Puts a cap on the plan’s medical claims payment risk. This cap is based on the amount the plan must pay for an individual’s medical claims (called the “specific deductible”), as well as the combined amount of all eligible medical claims the plan must pay in a given period (called the “aggregate attachment point”). With stop-loss insurance, the employer self-funded plan is protected from high individual medical claims and high overall claims expenses.

Specific stop-loss coverage

Protects the plan from unexpected large medical claims incurred by covered individuals in the group.
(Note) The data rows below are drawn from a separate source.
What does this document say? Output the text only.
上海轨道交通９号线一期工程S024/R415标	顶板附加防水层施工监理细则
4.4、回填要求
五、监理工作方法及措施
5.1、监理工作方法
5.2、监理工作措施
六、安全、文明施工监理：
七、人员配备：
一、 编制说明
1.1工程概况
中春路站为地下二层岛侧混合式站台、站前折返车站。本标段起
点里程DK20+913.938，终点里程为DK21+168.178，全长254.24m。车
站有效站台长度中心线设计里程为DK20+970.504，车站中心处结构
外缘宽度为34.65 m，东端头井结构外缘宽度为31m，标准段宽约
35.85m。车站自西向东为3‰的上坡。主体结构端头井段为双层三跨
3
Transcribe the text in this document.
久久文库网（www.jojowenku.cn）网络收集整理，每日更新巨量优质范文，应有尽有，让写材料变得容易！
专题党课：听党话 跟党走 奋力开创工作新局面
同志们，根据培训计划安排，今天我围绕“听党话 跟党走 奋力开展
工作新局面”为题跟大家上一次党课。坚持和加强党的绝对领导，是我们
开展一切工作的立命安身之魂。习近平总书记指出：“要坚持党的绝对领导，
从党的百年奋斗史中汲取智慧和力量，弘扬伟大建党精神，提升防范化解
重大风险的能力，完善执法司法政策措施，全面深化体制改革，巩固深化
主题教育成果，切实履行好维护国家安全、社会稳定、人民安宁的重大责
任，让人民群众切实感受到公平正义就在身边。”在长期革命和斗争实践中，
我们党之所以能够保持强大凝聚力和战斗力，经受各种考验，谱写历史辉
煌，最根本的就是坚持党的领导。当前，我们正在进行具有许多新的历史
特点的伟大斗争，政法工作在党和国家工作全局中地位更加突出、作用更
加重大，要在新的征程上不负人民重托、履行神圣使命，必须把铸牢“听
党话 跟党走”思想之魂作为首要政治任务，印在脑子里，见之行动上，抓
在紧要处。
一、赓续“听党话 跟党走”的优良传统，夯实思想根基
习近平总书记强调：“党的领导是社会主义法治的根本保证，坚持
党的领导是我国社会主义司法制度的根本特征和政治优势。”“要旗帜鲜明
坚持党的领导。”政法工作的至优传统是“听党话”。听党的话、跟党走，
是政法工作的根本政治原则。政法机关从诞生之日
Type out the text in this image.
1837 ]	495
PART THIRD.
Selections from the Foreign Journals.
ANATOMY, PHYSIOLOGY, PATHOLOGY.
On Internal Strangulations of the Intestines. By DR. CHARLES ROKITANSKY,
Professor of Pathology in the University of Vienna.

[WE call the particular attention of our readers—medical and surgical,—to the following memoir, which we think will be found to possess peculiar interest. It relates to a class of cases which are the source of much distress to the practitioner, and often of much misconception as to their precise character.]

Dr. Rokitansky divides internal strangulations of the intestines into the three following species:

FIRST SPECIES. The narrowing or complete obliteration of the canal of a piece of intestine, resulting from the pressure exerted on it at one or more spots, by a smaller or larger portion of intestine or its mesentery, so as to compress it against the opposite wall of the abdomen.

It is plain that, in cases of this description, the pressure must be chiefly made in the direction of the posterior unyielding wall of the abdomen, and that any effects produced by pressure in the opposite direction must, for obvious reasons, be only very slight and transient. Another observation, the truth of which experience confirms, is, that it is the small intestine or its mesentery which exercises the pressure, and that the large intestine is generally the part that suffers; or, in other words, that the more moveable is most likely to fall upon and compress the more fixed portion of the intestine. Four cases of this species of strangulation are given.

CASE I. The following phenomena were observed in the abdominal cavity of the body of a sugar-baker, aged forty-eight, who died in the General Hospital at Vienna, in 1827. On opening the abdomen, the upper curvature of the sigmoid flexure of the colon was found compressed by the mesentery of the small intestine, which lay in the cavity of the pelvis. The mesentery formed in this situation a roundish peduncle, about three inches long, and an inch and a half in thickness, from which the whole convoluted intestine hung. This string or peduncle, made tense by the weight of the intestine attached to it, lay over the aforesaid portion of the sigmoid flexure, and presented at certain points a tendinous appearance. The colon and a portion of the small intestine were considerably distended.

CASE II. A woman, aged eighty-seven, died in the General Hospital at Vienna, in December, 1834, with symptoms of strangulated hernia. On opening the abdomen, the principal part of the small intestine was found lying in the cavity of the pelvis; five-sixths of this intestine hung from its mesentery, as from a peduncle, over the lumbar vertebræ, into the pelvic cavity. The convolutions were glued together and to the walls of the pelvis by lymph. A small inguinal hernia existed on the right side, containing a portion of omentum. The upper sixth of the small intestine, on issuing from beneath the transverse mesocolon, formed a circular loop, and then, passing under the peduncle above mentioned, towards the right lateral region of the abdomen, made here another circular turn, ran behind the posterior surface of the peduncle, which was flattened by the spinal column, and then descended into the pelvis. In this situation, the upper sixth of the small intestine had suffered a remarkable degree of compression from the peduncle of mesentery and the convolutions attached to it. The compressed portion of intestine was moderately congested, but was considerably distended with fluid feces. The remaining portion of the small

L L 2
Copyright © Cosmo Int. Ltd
Specific stop-loss deductible

Is the amount of eligible medical claims the plan pays for any individual member before the stop-loss insurance begins to reimburse the plan (within the contract period). For example, if an Alternate Funding plan had a specific deductible of $15,000 per covered member, and a member has medical claims of $22,000, then the plan covers $15,000 of those eligible expenses and the stop-loss insurance covers the rest.

Deficit carry-forward

If a group had a really bad claims experience year (say $1 million in actual claims), the stop-loss insurance would cover it. But the insurance company might decide to hold back all renewal refunds until that huge sum is paid back. In other words, the insurance company could carry the deficit from the one bad claims experience year forward to future years. Check Plan Details to see if Carrier has Deficit carry-forward

Contact me to help you compare your coverage options and decide what coverage is right for you.

Base Claim Reimbursement

This means that eligible medical claims incurred within the contract period (example 12 months) and paid within the contract period or paid within months immediately following the end of the contract period (example 48 or 60 months) will be covered by the Plan or Stop-Loss Insurance. It is important to understand the Base Claim Reimbursement for each Carrier.

Aggregate stop-loss coverage

Provides financial protection by limiting the plan’s risk for the sum of the group’s total eligible medical claims.

Annual aggregate deductible

Is the total amount of eligible medical claims in the contract year that the medical plan pays before stop-loss insurance begins to reimburse the plan.